Evrensel sevginin tadına bakamamamızın önündeki sis perdesini aralama, eyleme geçme motivasyonumuz tetikleniyor ancak zihinsel boyutta karışık ve kararsızlık hâkim olabilir, bugün, tamamlanması gerekli işlerimize konsantre olmak işlevsel olabilir.
Ay, 11.14-20.54 (20.54 itibariyle Yengeç burcunda) zaman aralığında yaklaşık olarak günün 1/3’lük bölümünde ışıkları birbirine aktarma misyonuna ara veriyor (Ay boşlukta)! Ay, İkizler burcunun meraklı doğasında kendisini rüzgârın akışına bırakmışken, mevcut rutinimizi sürdürmek ve mümkün olabildiğince iç gözlem gerçekleştirebileceğimiz uygulamalara yönelmek faydalı olacaktır.
Ay’ ın boşlukta olduğu zaman dilimleri, meditasyon uygulamalarında derinleşmek adına idealdir bu bağlamda bu süreçte mantra ve mudra uygulamalarını da meditasyon süreçlerimize entegre etmemiz faydalı olacaktır (Özellikle ‘Humee Hum Brahm Hum’ mantrasıyla çalışılabilir).
Günü genel olarak değerlendirdiğimizde Yengeç burcunda yolculuğunu sürdüren Venüs gezegenin enerjisini yoğun bir tonda hissediyoruz. Değerlendirme fonksiyonumuz Venüs gezegeniyle, Koç burcundaki Jüpiter gezegeni arasındaki kare açı dinamiğinde ön plana çıkan Venüs gezegenin Yengeç burcundaki konumu, bizlere öz sevgi açlığımızı nasıl doyurmaya çalıştığımıza yönelik dört dörtlük bir fırsat kapısı aralamakta.
Evimizdeki çatlakları ne/neler ile sıvamaya çalıştığımızın farkında mıyız?
Bugün bir tatlı cadı misali, atalarımızdan devr aldığımız, özellikle duygusal boyutta henüz tamamlanmamış meseleler üzerine yoğunlaşmak ve ilk bağlanma figürümüzle ilişkimizin temas sınırlarını yeniden değerlendirmek, doğum hikayemizi yazmak ve/veya annemizden doğum sürecimizi bir kez daha dinlemek adına anlamlı bir gün olabilir.
“Parayla her şeye sahip olunacağı söylenir,
Yiyecek satın alabilirsin ama iştah alamazsın.

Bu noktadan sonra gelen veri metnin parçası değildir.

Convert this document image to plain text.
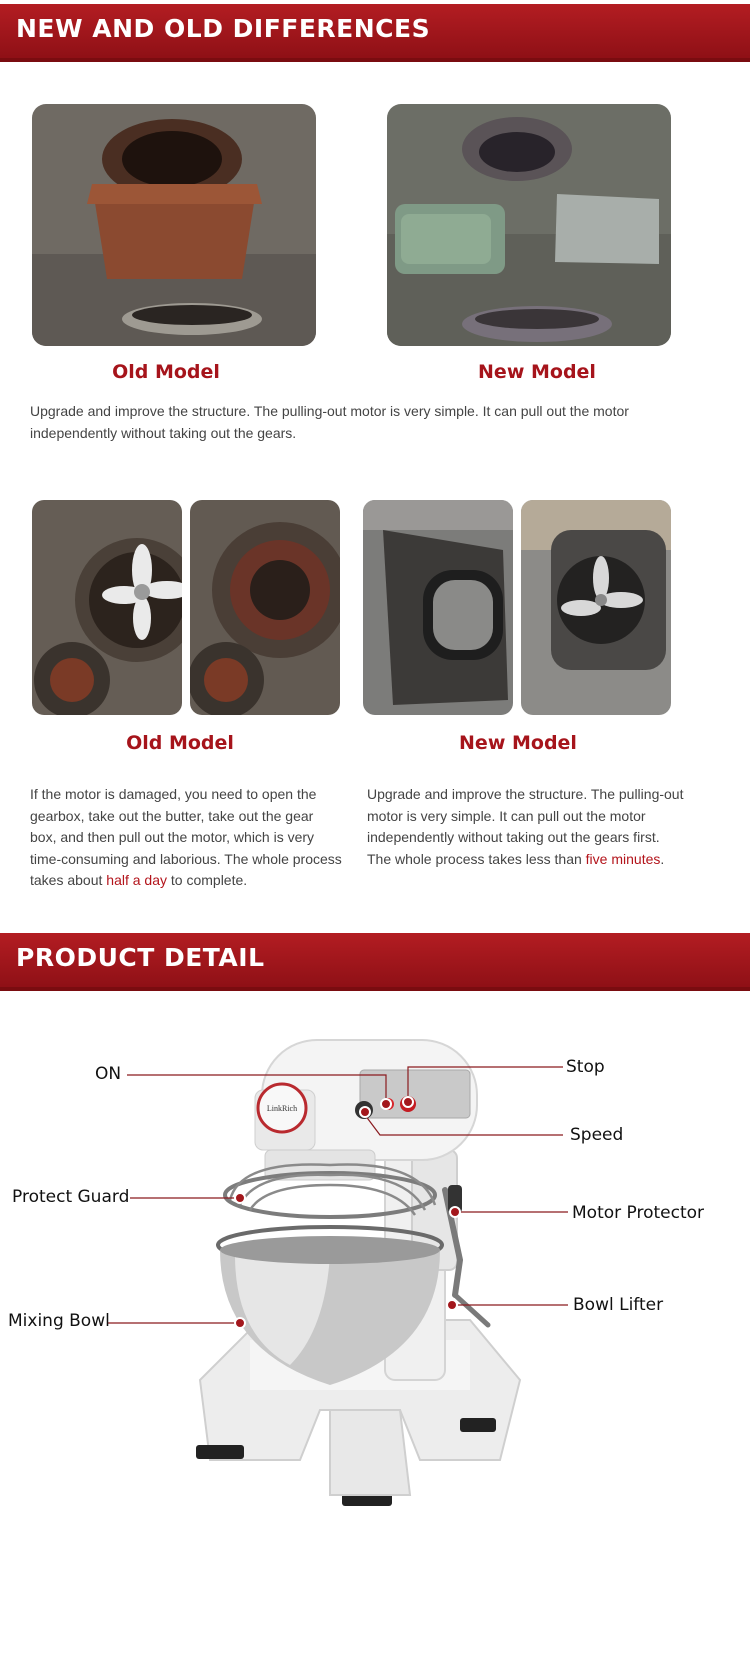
NEW AND OLD DIFFERENCES
Old Model	New Model
Upgrade and improve the structure. The pulling-out motor is very simple. It can pull out the motor independently without taking out the gears.
Old Model	New Model
If the motor is damaged, you need to open the gearbox, take out the butter, take out the gear box, and then pull out the motor, which is very time-consuming and laborious. The whole process takes about half a day to complete.
Upgrade and improve the structure. The pulling-out motor is very simple. It can pull out the motor independently without taking out the gears first. The whole process takes less than five minutes.
PRODUCT DETAIL
LinkRich
ON	Stop
Speed
Protect Guard
Motor Protector
Mixing Bowl
Bowl Lifter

İlaç alırsın ama sağlık alamazsın.
Bilgi alırsın ama bilgelik alamazsın.
Eğlence alırsın ama neşe alamazsın.
Tanıdık alırsın ama dost alamazsın.
Hizmetçi alırsın ama sadakat alamazsın.
Boş vakit alırsın ama huzur alamazsın.
Parayla her şeyin kabuğunu alır hiçbir şeyin çekirdeğini alamazsın.”
Arne Garborg
Haftanın ikinci günü (26 Temmuz Salı): Ay (balsamik fazda), Yengeç burcunun besleyici sularında şefkatli kulaçlar atarak biricik yegane aşkı Güneş ile birleşmeye doğru yan yan yol alırken, bizler de bir Yengeç misali temel ihtiyaçlarımızı giderme yönünde doğru direkt adımlar atmak yerine, dolaylı-dolambaçlı yollarda yan yan ilerleyerek fizyolojik, duygusal ve düşünsel boyutlarda nerede duracağımızı bilemediğimiz dalgalı bir akış deneyimliyoruz, içgüdüsel olarak eyleme geçme potansiyelimizin yüksek olduğu günün akışında abartılan dinamiklerin zeminindeki temel değişim gereksinimleriyle yüzleşebiliriz. Değişimin tezahürü için abartı olmalıdır. Bu bağlamda bugünü yaşam döngümüzün hangi alanlarında abartılı eylemler (Söz de bir eylemdir) gerçekleştirdiğimizi analiz etmeye bilinçli olarak odağımızı yöneltmemiz, en çok değişime gereksinim duyumsadığımız yaşam alanımıza ilişkin farkındalık zeminimizi genişletmemize olanak sağlayabilir (Ay-Venüs birleşim & Ay-Jüpiter kare açı dinamikleri). Bununla birlikte günün akşınında en yoğun duyumsayacağımız açı dinamiği: Merkür-Mars karesi.
Tanrıların Habercisi Hermes ile Işığın Savaşçısı Ares arasındaki satranç müsabakası bizlere gerçek bir kralın gücünün merhametinde gizli olduğunu hatırlatıyor.
Merkür gezegeninin Aslan burcunda ‘Satürn’ gezegenin kısmi asalet ışığında ve Jüpiter gezegenin dekan yöneticisi olduğu derecede konumlanmakta olduğunu Mars gezegeninin ise Boğa burcunda, ‘Jüpiter’ gezegenin kısmi asalet ışığında, Ay’ın dekan yöneticisi olduğu derecede konumlanmakta olduğunu göz önünde bulundurduğumuzda; tefekkür etmenin önemi ön plana çıkarken, bağışlamak, merhamet göstermek, sesimizi değil sözümüzü yükseltmek üzerine yoğunlaşabiliriz.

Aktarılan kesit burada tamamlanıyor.